Der erkennende Senat sieht sich nicht veranlasst, von dieser Rechtsprechung abzugehen. Der der Vorschussgewährung zugrundeliegende Unterhaltstitel wurde auf Grund einer Anspannung der unterhaltspflichtigen Mutter, die damals nicht in einem aufrechten Arbeitsverhältnis stand, erlassen. Tatsächlich hat die Mutter ein während ihrer Umschulung bei der Firma R***** *****GesmbH eingegangenes Arbeitsverhältnis, bei dem die Aussicht bestand, dass es zu einer Einkommenserhöhung kommen werde, durch ungerechtfertigtes Fernbleiben vom Arbeitsplatz beendet. Es ist daher durchaus möglich, dass trotz des Arbeitsplatzverlustes und des Bezuges von Notstandsunterstützung die Voraussetzungen für eine Anspannung der unterhaltspflichtigen Mutter nach wie vor vorliegen. Solange ungeklärt ist, ob und inwieweit sich die unterhaltspflichtige Mutter um die Erlangung einer Arbeit bemüht, scheint es zwar möglich, dass die titelmäßige Unterhaltsfestsetzung durch den Arbeitsplatzverlust unangemessen ist; eine entsprechend hohe Wahrscheinlichkeit kann jedoch ohne weitere Erhebungen nicht angenommen werden. Der vorliegende Pflegschaftsakt ist vielmehr dadurch gekennzeichnet, dass immer wieder Vorschüsse gerade wegen der ständig wechselnden Arbeitsplätze und der immer wiederkehrenden Zeiten der Arbeitslosigkeit der Mutter gewährt wurden. Diese Umstände sprechen mangels gegenteiliger Anhaltspunkte eher für eine Unwilligkeit, einer "offiziellen" Arbeit nachzugehen, als für mangelnde Chancen am Arbeitsmarkt.
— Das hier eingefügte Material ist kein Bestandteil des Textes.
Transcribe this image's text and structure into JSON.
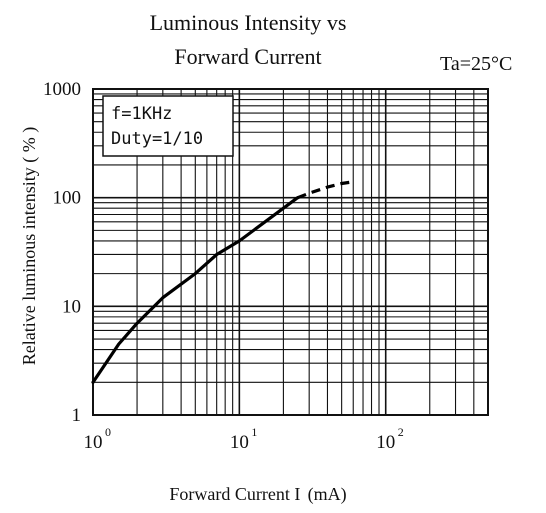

Mangels genauerer Sachverhaltsgrundlagen, die erst durch weitere Erhebungen festzustellen wären, kann daher vorweg nicht davon ausgegangen werden, dass die Voraussetzungen des § 7 Abs 1 Z 1 UVG weiter vorliegen. Das Erstgericht wird daher ausgehend von den Angaben in dem Antrag auf Erhöhung des Unterhaltsvorschusses zu prüfen haben, inwieweit noch Bedenken im Sinne des § 7 Abs 1 Z 1 UVG aufrecht sind. In diesem Zusammenhang wird das Erstgericht auch über den Unterhaltsherabsetzungsantrag der Mutter zu entscheiden haben.